Institute of Cellular and Integrative Neuroscience, National Centre for Scientific Research, Strasbourg; University of Strasbourg, Strasbourg.
Institute of Pharmacology and Toxicology, University of Freiburg, and BIOSS Centre for Biological Signalling Studies, Freiburg, Germany.
Biol Psychiatry. 2017 Sep 1;82(5):370-379. doi: 10.1016/j.biopsych.2017.01.019. Epub 2017 Feb 14.
Depression is frequently associated with chronic pain or chronic stress. Among cortical areas, the anterior cingulate cortex (ACC, areas 24a and 24b) appears to be important for mood disorders and constitutes a neuroanatomical substrate for investigating the underlying molecular mechanisms. The current work aimed at identifying ACC molecular factors subserving depression.
Anxiodepressive-like behaviors in C57BL/6J male mice were induced by neuropathic pain, unpredictable chronic mild stress, and optogenetic ACC stimulation and were evaluated using novelty suppressed feeding, splash, and forced swim tests. ACC molecular changes in chronic pain-induced depression were uncovered through whole-genome expression analysis. Further mechanistic insights were provided by chromatin immunoprecipitation, Western blot, and immunostaining. The causal link between molecular changes and depression was studied using knockout, pharmacological antagonism, and local viral-mediated gene knockdown.

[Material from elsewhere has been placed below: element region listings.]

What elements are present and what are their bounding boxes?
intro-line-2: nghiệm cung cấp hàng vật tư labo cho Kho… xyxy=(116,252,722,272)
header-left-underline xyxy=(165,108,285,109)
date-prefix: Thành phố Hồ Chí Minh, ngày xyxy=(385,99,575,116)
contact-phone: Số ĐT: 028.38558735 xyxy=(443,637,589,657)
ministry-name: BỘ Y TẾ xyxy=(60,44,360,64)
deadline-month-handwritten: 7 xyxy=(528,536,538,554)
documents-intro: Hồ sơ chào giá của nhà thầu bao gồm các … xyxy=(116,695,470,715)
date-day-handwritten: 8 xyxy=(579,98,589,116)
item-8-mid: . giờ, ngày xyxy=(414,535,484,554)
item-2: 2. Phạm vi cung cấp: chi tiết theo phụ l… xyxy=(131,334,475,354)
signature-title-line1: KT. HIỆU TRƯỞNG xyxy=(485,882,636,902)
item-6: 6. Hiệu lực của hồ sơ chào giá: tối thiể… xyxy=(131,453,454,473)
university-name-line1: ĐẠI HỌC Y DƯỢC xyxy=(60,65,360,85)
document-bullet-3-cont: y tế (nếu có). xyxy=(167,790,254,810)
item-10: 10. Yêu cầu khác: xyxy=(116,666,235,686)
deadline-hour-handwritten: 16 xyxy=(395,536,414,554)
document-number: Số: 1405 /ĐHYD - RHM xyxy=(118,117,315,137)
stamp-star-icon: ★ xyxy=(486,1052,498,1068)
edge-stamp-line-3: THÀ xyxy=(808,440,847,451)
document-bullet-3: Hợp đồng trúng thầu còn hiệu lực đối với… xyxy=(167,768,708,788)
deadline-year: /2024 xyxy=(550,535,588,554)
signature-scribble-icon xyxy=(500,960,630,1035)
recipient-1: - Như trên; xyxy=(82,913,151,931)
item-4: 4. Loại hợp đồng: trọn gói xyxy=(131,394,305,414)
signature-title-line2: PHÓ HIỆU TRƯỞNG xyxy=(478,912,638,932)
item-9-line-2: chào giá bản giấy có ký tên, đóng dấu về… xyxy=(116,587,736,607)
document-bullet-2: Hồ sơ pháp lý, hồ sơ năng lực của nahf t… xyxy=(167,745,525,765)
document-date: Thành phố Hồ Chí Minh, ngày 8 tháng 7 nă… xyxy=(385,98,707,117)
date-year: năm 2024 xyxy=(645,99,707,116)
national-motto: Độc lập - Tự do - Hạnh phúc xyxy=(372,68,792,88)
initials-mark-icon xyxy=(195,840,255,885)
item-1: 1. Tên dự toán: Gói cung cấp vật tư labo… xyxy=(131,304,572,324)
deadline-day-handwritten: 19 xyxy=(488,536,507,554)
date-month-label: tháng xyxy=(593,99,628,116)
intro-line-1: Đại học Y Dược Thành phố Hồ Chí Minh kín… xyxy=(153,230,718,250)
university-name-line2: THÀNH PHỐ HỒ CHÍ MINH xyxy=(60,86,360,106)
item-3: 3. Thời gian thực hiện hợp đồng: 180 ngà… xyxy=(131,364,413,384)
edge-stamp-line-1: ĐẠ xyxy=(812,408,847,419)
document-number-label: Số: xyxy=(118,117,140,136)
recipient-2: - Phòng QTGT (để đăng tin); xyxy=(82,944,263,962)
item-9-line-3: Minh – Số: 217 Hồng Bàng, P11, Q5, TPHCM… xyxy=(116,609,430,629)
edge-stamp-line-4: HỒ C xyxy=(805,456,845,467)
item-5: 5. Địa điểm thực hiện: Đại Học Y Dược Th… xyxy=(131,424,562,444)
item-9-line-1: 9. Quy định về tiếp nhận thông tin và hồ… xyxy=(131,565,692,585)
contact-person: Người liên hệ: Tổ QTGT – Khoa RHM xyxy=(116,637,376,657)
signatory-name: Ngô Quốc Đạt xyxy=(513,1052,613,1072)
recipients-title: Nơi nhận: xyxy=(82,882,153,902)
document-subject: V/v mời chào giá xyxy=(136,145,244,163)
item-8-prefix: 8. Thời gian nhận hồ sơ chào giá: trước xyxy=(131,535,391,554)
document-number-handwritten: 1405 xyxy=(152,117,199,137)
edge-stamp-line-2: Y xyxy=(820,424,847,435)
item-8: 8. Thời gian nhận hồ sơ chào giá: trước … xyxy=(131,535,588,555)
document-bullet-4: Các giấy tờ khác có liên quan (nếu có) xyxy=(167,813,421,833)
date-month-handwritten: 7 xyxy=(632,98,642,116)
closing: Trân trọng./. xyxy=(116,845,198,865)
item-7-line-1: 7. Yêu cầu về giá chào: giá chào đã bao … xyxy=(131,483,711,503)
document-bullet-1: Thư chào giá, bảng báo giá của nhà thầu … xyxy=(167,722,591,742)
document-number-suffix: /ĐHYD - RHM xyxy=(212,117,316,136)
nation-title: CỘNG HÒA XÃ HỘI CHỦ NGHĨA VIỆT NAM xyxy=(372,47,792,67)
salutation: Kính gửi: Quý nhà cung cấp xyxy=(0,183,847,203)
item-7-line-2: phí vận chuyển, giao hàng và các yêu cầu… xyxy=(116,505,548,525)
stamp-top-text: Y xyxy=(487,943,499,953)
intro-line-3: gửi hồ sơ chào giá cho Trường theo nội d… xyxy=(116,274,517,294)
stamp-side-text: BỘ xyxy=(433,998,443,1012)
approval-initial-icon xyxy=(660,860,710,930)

Under chronic pain-induced depression, gene expression changes in the ACC highlighted the overexpression of a regulator of the mitogen-activated protein kinase pathway, mitogen-activated protein kinase phosphatase-1 (MKP-1). This upregulation is associated with the presence of transcriptionally active chromatin marks (acetylation) at its proximal promoter region as well as increased cyclic adenosine monophosphate response element-mediated transcriptional activity and phosphorylation of cyclic adenosine monophosphate response element binding protein and activating transcription factor. MKP-1 overexpression is also observed with unpredictable chronic mild stress and repeated ACC optogenetic stimulation and is reversed by fluoxetine. A knockout, an antagonist, or a local silencing of MKP-1 attenuates depressive-like behaviors, pointing to an important role of this phosphatase in depression.
These data point to ACC MKP-1 as a key factor in the pathophysiology of depression and a potential target for treatment development.
抑郁常与慢性疼痛或慢性应激相关。在皮质区域中,前扣带皮层(ACC,区域 24a 和 24b)似乎对情绪障碍很重要,并且构成了研究潜在分子机制的神经解剖学基础。目前的工作旨在确定与抑郁相关的 ACC 分子因素。
通过神经病理性疼痛、不可预测的慢性轻度应激和光遗传学 ACC 刺激,在 C57BL/6J 雄性小鼠中诱导焦虑抑郁样行为,并通过新奇抑制喂养、飞溅和强迫游泳试验进行评估。通过全基因组表达分析揭示慢性疼痛诱导的抑郁中 ACC 的分子变化。通过染色质免疫沉淀、Western blot 和免疫染色提供进一步的机制见解。使用基因敲除、药理学拮抗和局部病毒介导的基因敲低研究分子变化与抑郁之间的因果关系。
在慢性疼痛诱导的抑郁中,ACC 中的基因表达变化突出了丝裂原激活蛋白激酶途径的调节剂,丝裂原激活蛋白激酶磷酸酶-1(MKP-1)的过表达。这种上调与近端启动子区域转录活性染色质标记(乙酰化)的存在以及环磷酸腺苷反应元件介导的转录活性和环磷酸腺苷反应元件结合蛋白和激活转录因子的磷酸化增加有关。不可预测的慢性轻度应激和重复 ACC 光遗传学刺激也观察到 MKP-1 的过表达,并且被氟西汀逆转。MKP-1 的基因敲除、拮抗剂或局部沉默可减轻抑郁样行为,表明该磷酸酶在抑郁中具有重要作用。
这些数据表明 ACC 的 MKP-1 是抑郁病理生理学中的关键因素,也是治疗开发的潜在靶点。